Giant Sets for Giant Gains

Can routines made up entirely of giant sets lead to giant gains?


So you’ve got dough, tomato sauce, mozzarella cheese, and turkey pepperoni. The prospect of eating each individually, cold and uncooked, is not very appetizing. But stack them together and apply heat and you can bake the perfect cheat meal—pizza. This is the logic of giant sets, which combine four or more exercises into what is, in effect, one extended set. The sum is greater than the parts. “Going giant” has long been a way of upping workout intensity, but for some bodybuilders it’s more. It’s a training philosophy. For extended periods, you can cook up consistent gains by making giant sets the main dish of your routines.


First, let’s define some terms. A superset consists of a set of two exercises paired together, performed without rest.
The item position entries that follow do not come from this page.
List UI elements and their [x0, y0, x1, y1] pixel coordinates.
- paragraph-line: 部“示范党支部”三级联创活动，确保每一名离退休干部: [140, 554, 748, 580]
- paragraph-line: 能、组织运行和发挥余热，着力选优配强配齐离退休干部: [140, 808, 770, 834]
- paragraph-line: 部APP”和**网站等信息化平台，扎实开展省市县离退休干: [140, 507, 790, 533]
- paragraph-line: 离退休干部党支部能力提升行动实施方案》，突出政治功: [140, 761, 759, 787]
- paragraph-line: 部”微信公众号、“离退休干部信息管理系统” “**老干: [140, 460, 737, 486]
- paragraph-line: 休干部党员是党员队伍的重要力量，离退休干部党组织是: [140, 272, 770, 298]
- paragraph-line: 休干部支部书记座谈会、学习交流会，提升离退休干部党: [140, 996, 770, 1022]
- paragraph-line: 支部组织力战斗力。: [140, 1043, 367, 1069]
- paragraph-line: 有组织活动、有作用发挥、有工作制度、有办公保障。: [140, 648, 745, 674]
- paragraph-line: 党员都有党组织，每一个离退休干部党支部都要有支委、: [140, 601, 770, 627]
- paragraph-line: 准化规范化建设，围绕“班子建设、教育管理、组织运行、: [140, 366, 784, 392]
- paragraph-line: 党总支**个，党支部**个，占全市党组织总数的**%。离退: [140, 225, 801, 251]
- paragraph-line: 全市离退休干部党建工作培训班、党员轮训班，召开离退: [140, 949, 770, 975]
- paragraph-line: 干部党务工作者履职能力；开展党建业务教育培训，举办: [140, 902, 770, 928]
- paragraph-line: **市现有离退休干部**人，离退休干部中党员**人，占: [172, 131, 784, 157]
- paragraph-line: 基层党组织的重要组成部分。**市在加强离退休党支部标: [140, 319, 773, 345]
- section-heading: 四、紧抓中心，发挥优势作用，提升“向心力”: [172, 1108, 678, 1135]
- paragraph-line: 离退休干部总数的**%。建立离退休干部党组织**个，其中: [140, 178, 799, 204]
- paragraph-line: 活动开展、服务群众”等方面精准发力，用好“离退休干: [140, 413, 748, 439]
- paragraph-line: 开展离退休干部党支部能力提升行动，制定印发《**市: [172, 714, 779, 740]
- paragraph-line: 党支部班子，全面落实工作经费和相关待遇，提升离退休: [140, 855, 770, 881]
A triset is the same thing but with three exercises, while a giant set consists of four or more exercises. Those lifts can be for the same body part (such as quadriceps) or neighboring body parts (quads, hams, glutes). Generally speaking, the more exercises you do, the more diverse they should be. A lower body giant set might consist of leg extensions, front squats, leg presses, leg curls, and lunges, thus combining isolation exercises (leg extensions, leg curls) with compound exercises (front squats, leg presses, lunges), all while hitting quads, hams, and glutes in the same sequence.
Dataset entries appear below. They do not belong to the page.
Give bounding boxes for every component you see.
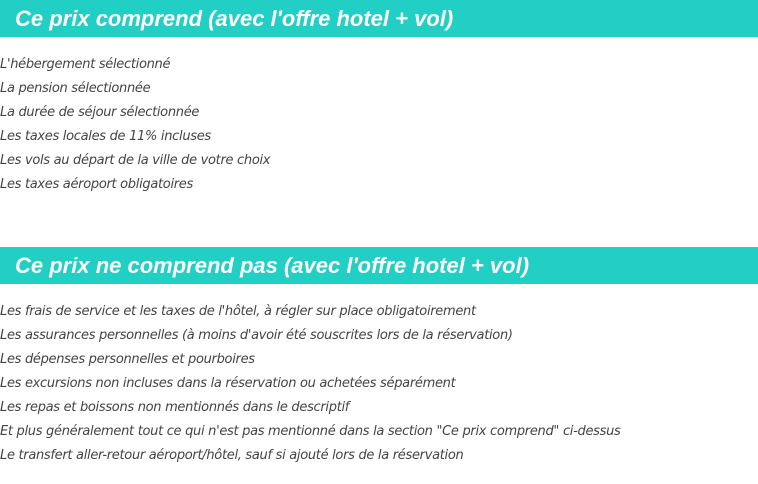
list-item: Les repas et boissons non mentionnés dans le descriptif [0,400,350,415]
price-includes-title: Ce prix comprend (avec l'offre hotel + vol) [0,0,758,37]
price-includes-list [0,53,758,197]
list-item: Les vols au départ de la ville de votre choix [0,153,271,168]
list-item: Les dépenses personnelles et pourboires [0,352,255,367]
list-item: Les frais de service et les taxes de l'hôtel, à régler sur place obligatoirement [0,304,476,319]
price-includes-section [0,0,758,197]
list-item: Et plus généralement tout ce qui n'est pas mentionné dans la section "Ce prix comprend" ci-dessus [0,424,621,439]
list-item: La durée de séjour sélectionnée [0,105,200,120]
list-item: Les taxes locales de 11% incluses [0,129,211,144]
price-excludes-title: Ce prix ne comprend pas (avec l'offre hotel + vol) [0,247,758,284]
list-item: L'hébergement sélectionné [0,57,171,72]
price-excludes-section [0,247,758,468]
list-item: La pension sélectionnée [0,81,151,96]
price-excludes-list [0,300,758,468]
list-item: Le transfert aller-retour aéroport/hôtel, sauf si ajouté lors de la réservation [0,448,464,463]
list-item: Les excursions non incluses dans la réservation ou achetées séparément [0,376,456,391]
list-item: Les taxes aéroport obligatoires [0,177,193,192]
list-item: Les assurances personnelles (à moins d'avoir été souscrites lors de la réservation) [0,328,513,343]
Done correctly with no pause between subsets, this is exhausting. It’s difficult to keep your intensity up throughout an array of disparate lifts. What’s more, it can be a logistical challenge to jump from station to station without rest in a crowded gym. While you’re doing leg extensions or squats, someone might jump on the leg press, and someone else might hog the only leg curl machine. These are the key reasons why giant sets are rarely performed for anything but abs. If done at all, most trainers use them as an occasional means of turning up the heat.
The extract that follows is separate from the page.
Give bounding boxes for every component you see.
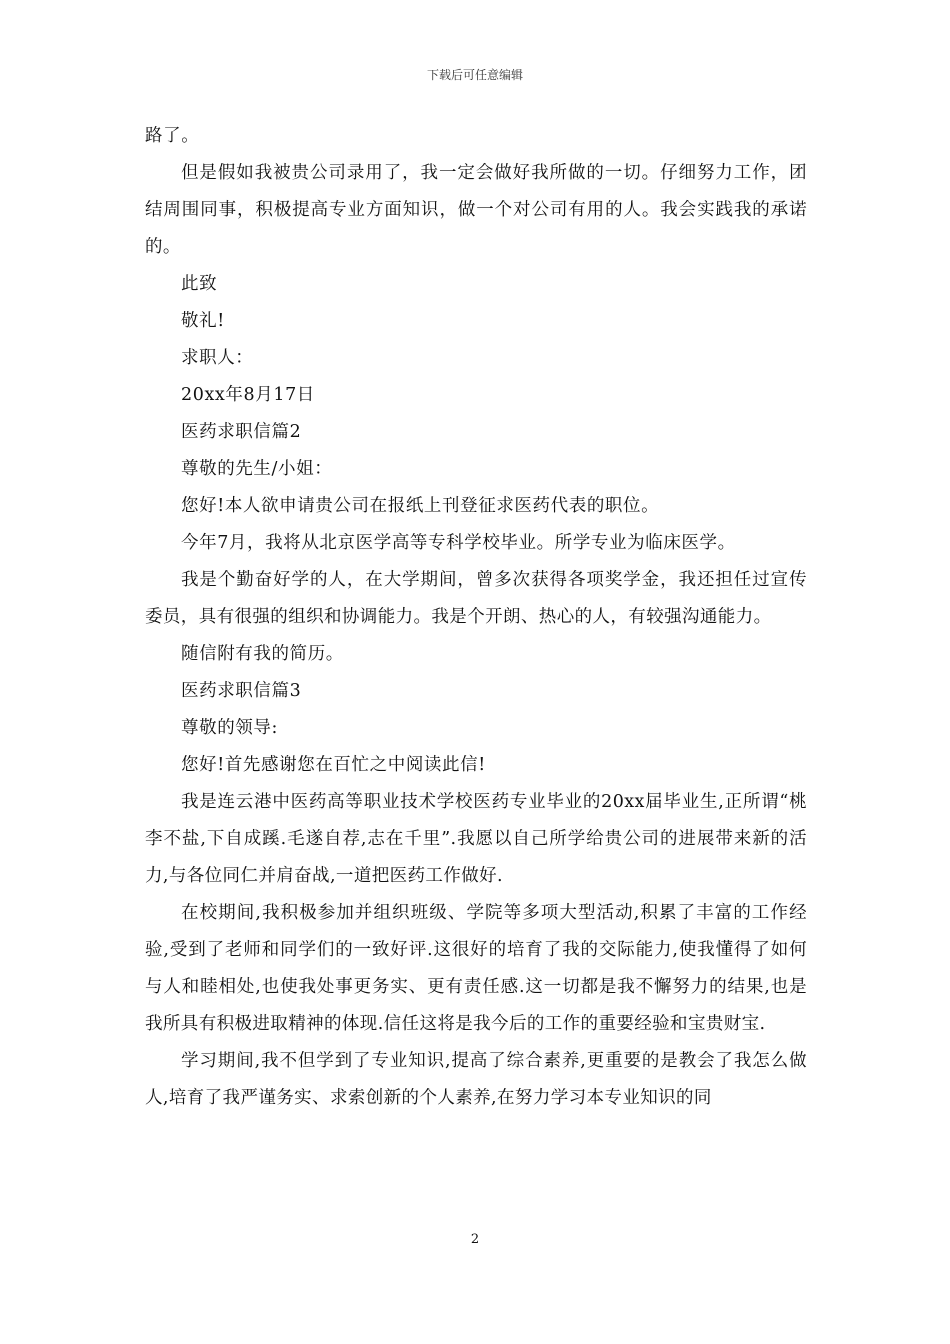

They don’t have to be side dishes. They can be the main course—or the only course. Some bodybuilders, most notably Milos Sarcev, have constructed routines made up only of giant sets. Sarcev postulated that such exercise medleys were the most effective vehicles to drive glycogen and protein to muscles. FLEX followed three Sarcev pro protégés in 2007, including Hidetada Yamagishi, as they plowed through a precontest barrage consisting of a six-exercise chest giant set (three times), a seven-exercise back giant set (three times), and an eight-exercise shoulder giant set (twice). Number of dashes to the locker room to puke: two.

Giant sets are similar to circuit training. (The difference is that circuits work the entire body.) As with circuit training, we don’t recommend going giant as a year-long strategy. But for extended periods of six to eight weeks, it can shock you into greater gains and provide the sort of minimum-rest workouts that subtract body fat while adding muscle.